Se a vida fosse um video game...

por Roberta Gregoli


Do site Um dia ainda viro cartunista

...ser homem branco heterossexual de classe AB seria o nível fácil.

A metáfora é de Rachel Saklr. Em contrapartida, ser mulher, negra/indígena de classe D seria a dificuldade máxima.

É claro que é possível ganhar o jogo nos níveis de dificuldade mais elevados: tem gente que é mesmo boa de jogo, há quem tem sorte, há xs que têm inteligência e esforço acima da média.

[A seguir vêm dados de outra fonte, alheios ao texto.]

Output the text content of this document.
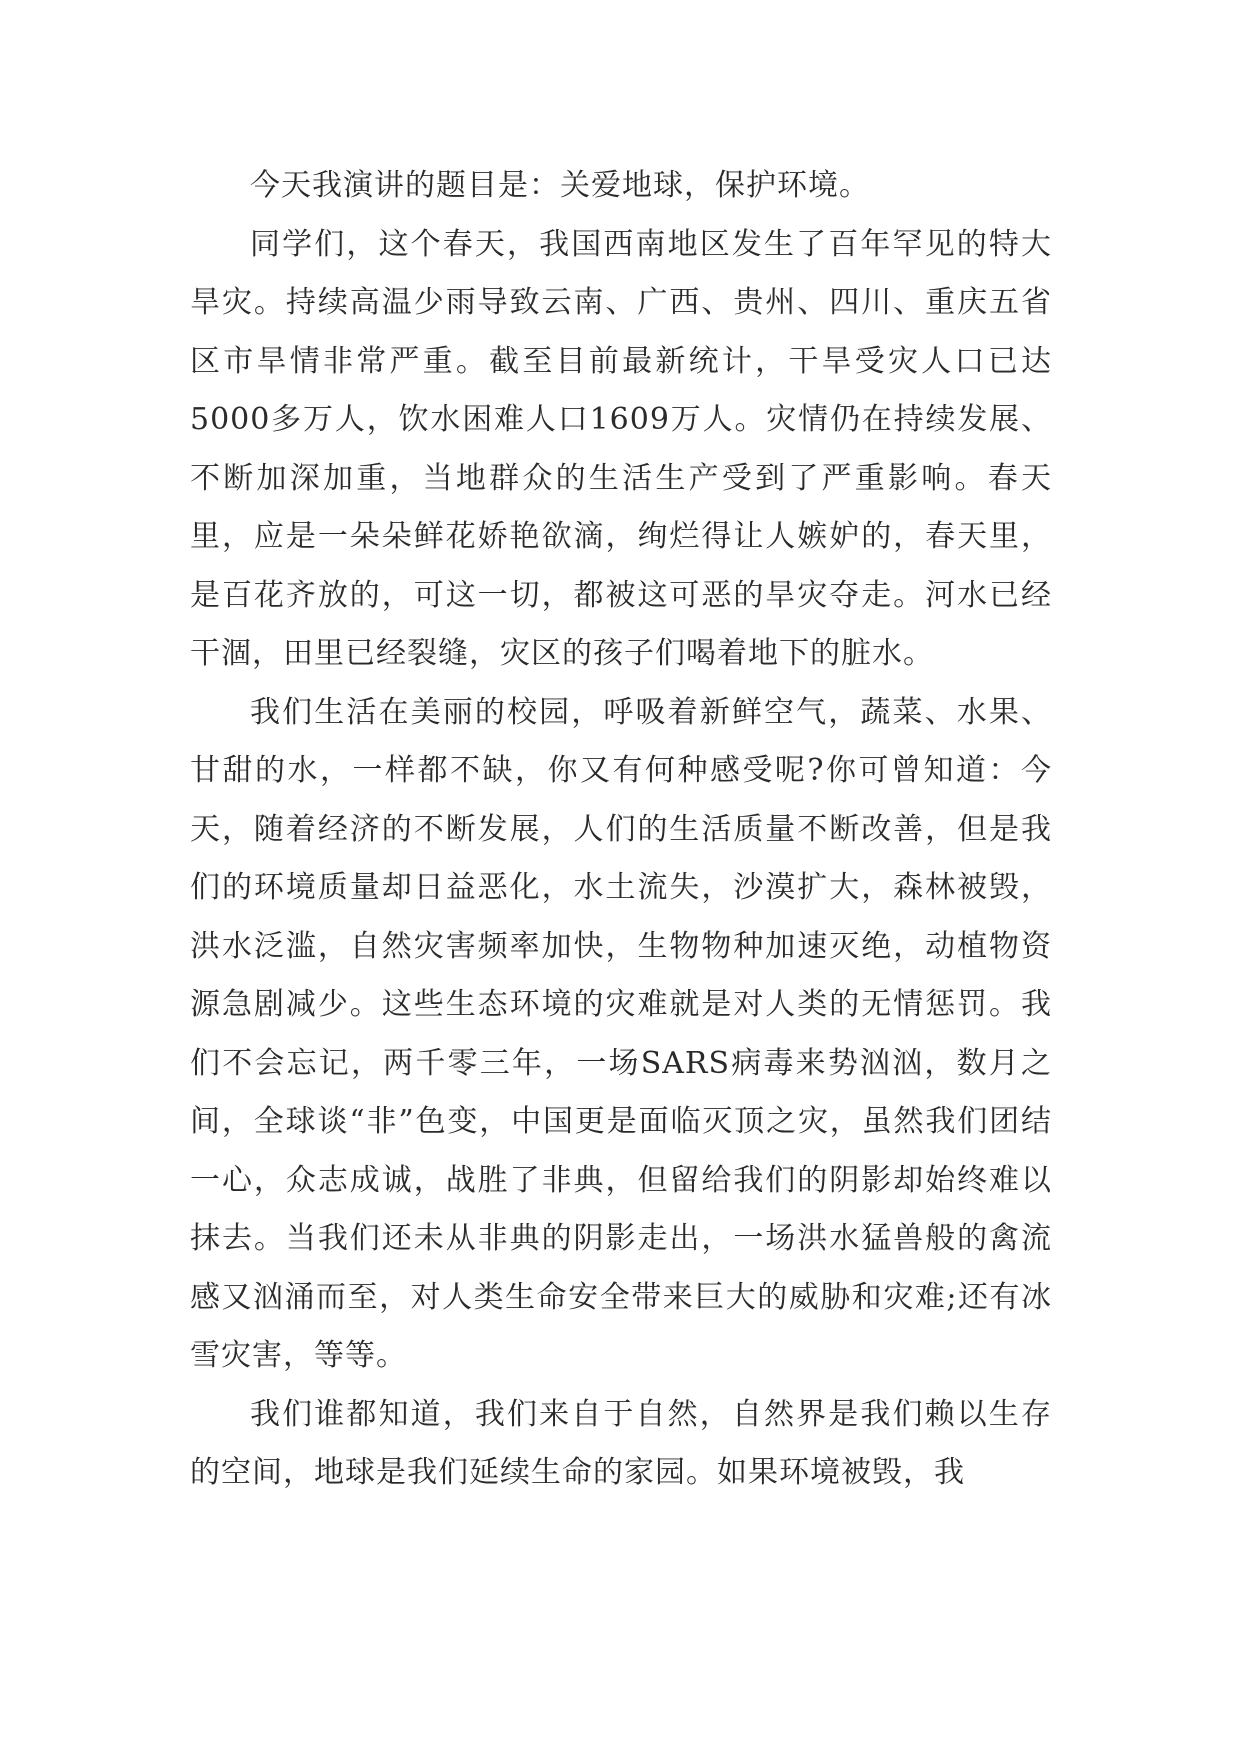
今天我演讲的题目是：关爱地球，保护环境。

同学们，这个春天，我国西南地区发生了百年罕见的特大旱灾。持续高温少雨导致云南、广西、贵州、四川、重庆五省区市旱情非常严重。截至目前最新统计，干旱受灾人口已达5000多万人，饮水困难人口1609万人。灾情仍在持续发展、不断加深加重，当地群众的生活生产受到了严重影响。春天里，应是一朵朵鲜花娇艳欲滴，绚烂得让人嫉妒的，春天里，是百花齐放的，可这一切，都被这可恶的旱灾夺走。河水已经干涸，田里已经裂缝，灾区的孩子们喝着地下的脏水。

我们生活在美丽的校园，呼吸着新鲜空气，蔬菜、水果、甘甜的水，一样都不缺，你又有何种感受呢?你可曾知道：今天，随着经济的不断发展，人们的生活质量不断改善，但是我们的环境质量却日益恶化，水土流失，沙漠扩大，森林被毁，洪水泛滥，自然灾害频率加快，生物物种加速灭绝，动植物资源急剧减少。这些生态环境的灾难就是对人类的无情惩罚。我们不会忘记，两千零三年，一场SARS病毒来势汹汹，数月之间，全球谈“非”色变，中国更是面临灭顶之灾，虽然我们团结一心，众志成诚，战胜了非典，但留给我们的阴影却始终难以抹去。当我们还未从非典的阴影走出，一场洪水猛兽般的禽流感又汹涌而至，对人类生命安全带来巨大的威胁和灾难;还有冰雪灾害，等等。

我们谁都知道，我们来自于自然，自然界是我们赖以生存的空间，地球是我们延续生命的家园。如果环境被毁，我
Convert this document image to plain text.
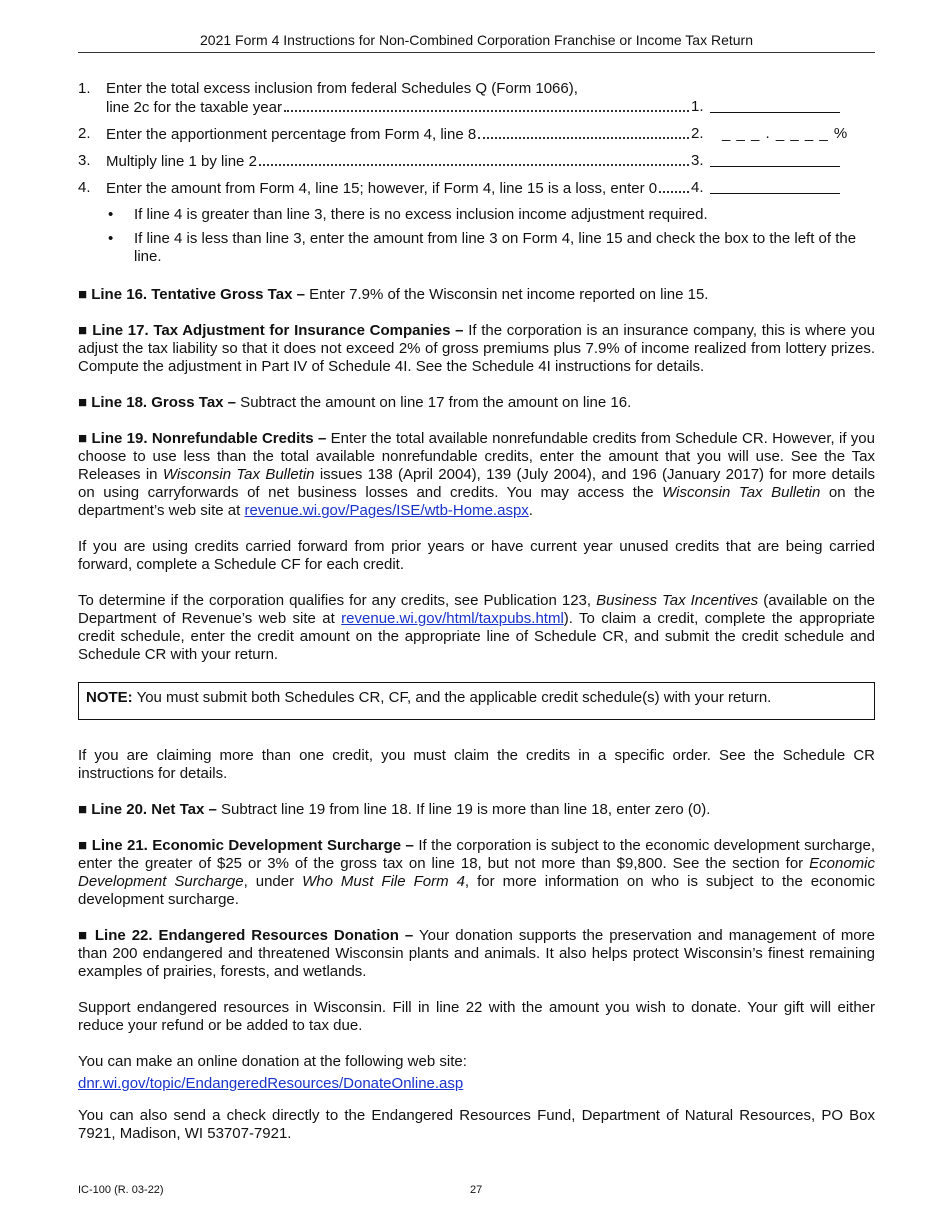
2021 Form 4 Instructions for Non-Combined Corporation Franchise or Income Tax Return
1. Enter the total excess inclusion from federal Schedules Q (Form 1066),
line 2c for the taxable year	1.
2. Enter the apportionment percentage from Form 4, line 8	2. _ _ _ . _ _ _ _ %
3. Multiply line 1 by line 2	3.
4. Enter the amount from Form 4, line 15; however, if Form 4, line 15 is a loss, enter 0 4.
• If line 4 is greater than line 3, there is no excess inclusion income adjustment required.
• If line 4 is less than line 3, enter the amount from line 3 on Form 4, line 15 and check the box to the left of the line.

■ Line 16. Tentative Gross Tax – Enter 7.9% of the Wisconsin net income reported on line 15.

■ Line 17. Tax Adjustment for Insurance Companies – If the corporation is an insurance company, this is where you adjust the tax liability so that it does not exceed 2% of gross premiums plus 7.9% of income realized from lottery prizes. Compute the adjustment in Part IV of Schedule 4I. See the Schedule 4I instructions for details.

■ Line 18. Gross Tax – Subtract the amount on line 17 from the amount on line 16.

■ Line 19. Nonrefundable Credits – Enter the total available nonrefundable credits from Schedule CR. However, if you choose to use less than the total available nonrefundable credits, enter the amount that you will use. See the Tax Releases in Wisconsin Tax Bulletin issues 138 (April 2004), 139 (July 2004), and 196 (January 2017) for more details on using carryforwards of net business losses and credits. You may access the Wisconsin Tax Bulletin on the department’s web site at revenue.wi.gov/Pages/ISE/wtb-Home.aspx.

If you are using credits carried forward from prior years or have current year unused credits that are being carried forward, complete a Schedule CF for each credit.

To determine if the corporation qualifies for any credits, see Publication 123, Business Tax Incentives (available on the Department of Revenue’s web site at revenue.wi.gov/html/taxpubs.html). To claim a credit, complete the appropriate credit schedule, enter the credit amount on the appropriate line of Schedule CR, and submit the credit schedule and Schedule CR with your return.

NOTE: You must submit both Schedules CR, CF, and the applicable credit schedule(s) with your return.

If you are claiming more than one credit, you must claim the credits in a specific order. See the Schedule CR instructions for details.

■ Line 20. Net Tax – Subtract line 19 from line 18. If line 19 is more than line 18, enter zero (0).

■ Line 21. Economic Development Surcharge – If the corporation is subject to the economic development surcharge, enter the greater of $25 or 3% of the gross tax on line 18, but not more than $9,800. See the section for Economic Development Surcharge, under Who Must File Form 4, for more information on who is subject to the economic development surcharge.

■ Line 22. Endangered Resources Donation – Your donation supports the preservation and management of more than 200 endangered and threatened Wisconsin plants and animals. It also helps protect Wisconsin’s finest remaining examples of prairies, forests, and wetlands.

Support endangered resources in Wisconsin. Fill in line 22 with the amount you wish to donate. Your gift will either reduce your refund or be added to tax due.

You can make an online donation at the following web site:
dnr.wi.gov/topic/EndangeredResources/DonateOnline.asp

You can also send a check directly to the Endangered Resources Fund, Department of Natural Resources, PO Box 7921, Madison, WI 53707-7921.

IC-100 (R. 03-22)	27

Agora, não dá para medir o todo por essas exceções e sair por aí dizendo que não existe sexismo no Brasil porque temos uma Presidenta ou que não existe racismo porque tenho um amigo negro que faz faculdade pública.

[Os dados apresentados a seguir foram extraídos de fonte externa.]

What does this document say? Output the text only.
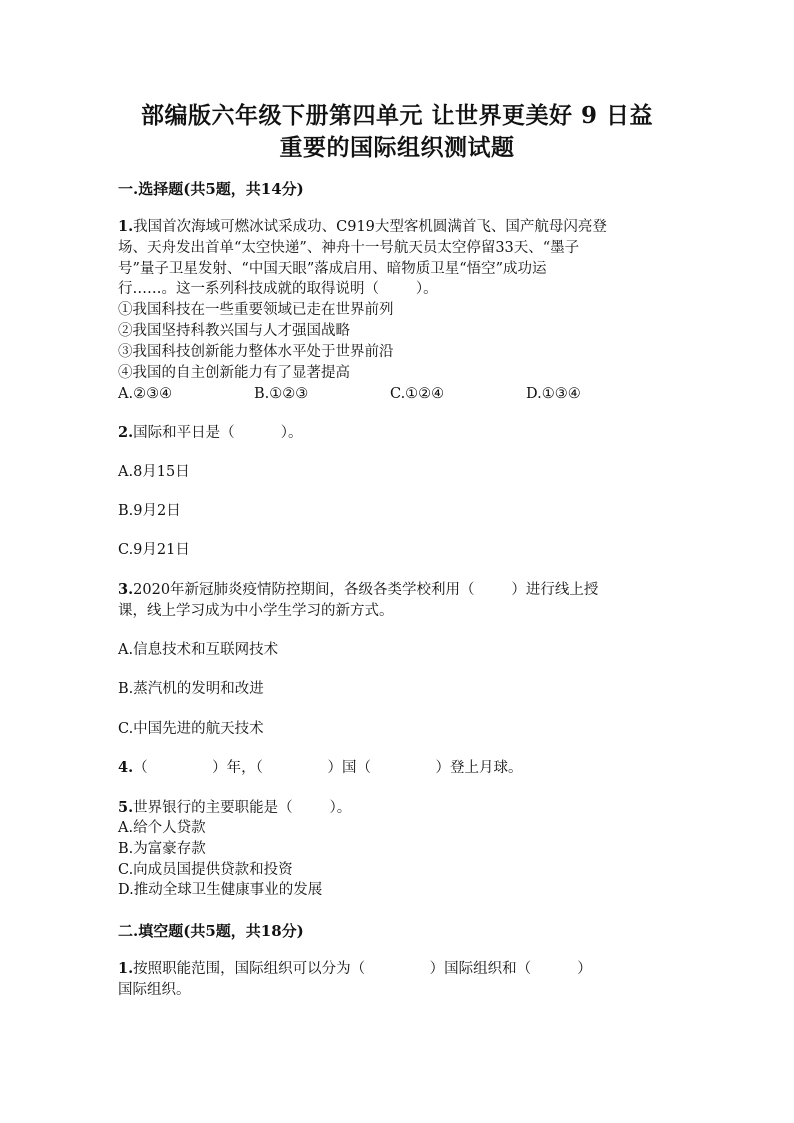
部编版六年级下册第四单元 让世界更美好 9 日益
重要的国际组织测试题
一.选择题(共5题，共14分)
1.我国首次海域可燃冰试采成功、C919大型客机圆满首飞、国产航母闪亮登
场、天舟发出首单“太空快递”、神舟十一号航天员太空停留33天、“墨子
号”量子卫星发射、“中国天眼”落成启用、暗物质卫星“悟空”成功运
行……。这一系列科技成就的取得说明（        ）。
①我国科技在一些重要领域已走在世界前列
②我国坚持科教兴国与人才强国战略
③我国科技创新能力整体水平处于世界前沿
④我国的自主创新能力有了显著提高
A.②③④	B.①②③	C.①②④	D.①③④
2.国际和平日是（          ）。
A.8月15日
B.9月2日
C.9月21日
3.2020年新冠肺炎疫情防控期间，各级各类学校利用（        ）进行线上授
课，线上学习成为中小学生学习的新方式。
A.信息技术和互联网技术
B.蒸汽机的发明和改进
C.中国先进的航天技术
4.（              ）年，（              ）国（              ）登上月球。
5.世界银行的主要职能是（        ）。
A.给个人贷款
B.为富豪存款
C.向成员国提供贷款和投资
D.推动全球卫生健康事业的发展
二.填空题(共5题，共18分)
1.按照职能范围，国际组织可以分为（              ）国际组织和（          ）
国际组织。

É preciso ter clareza que o jogo é diferente e, enquanto essas pessoas devem, sim, ser celebradas por suas conquistas excepcionais, não deixa de ser muito injusto culpabilizar quem não chega lá. 

O contrário também é verdadeiro: nem todo o homem branco cissexual de classe alta vai ganhar no jogo da vida, mas não dá para ficar chorando as cotas derramadas porque o jogo agora ficou um cadinho mais difícil.


Cotas raciais e de gênero são polêmicas porque alguns simplesmente não conseguem - ou não querem - enxergar a bruta vantagem que têm sobre xs outrxs - vantagem que vem das oportunidades de berço, e até muito antes do nascimento:

Breve história do privilégio

Em outras palavras imagens, se a vida fosse uma corrida, ela seria assim:

E a reação que enfrentamos quotidianamente
por apontar essa bruta injustiça é mesmo essa

As metáforas são várias, mas a do video game é particularmente pertinente porque o mundo dos games é sabidamente sexista. A começar pela representação das mulheres nos jogos, de Lara Croft a qualquer coadjuvante boazuda.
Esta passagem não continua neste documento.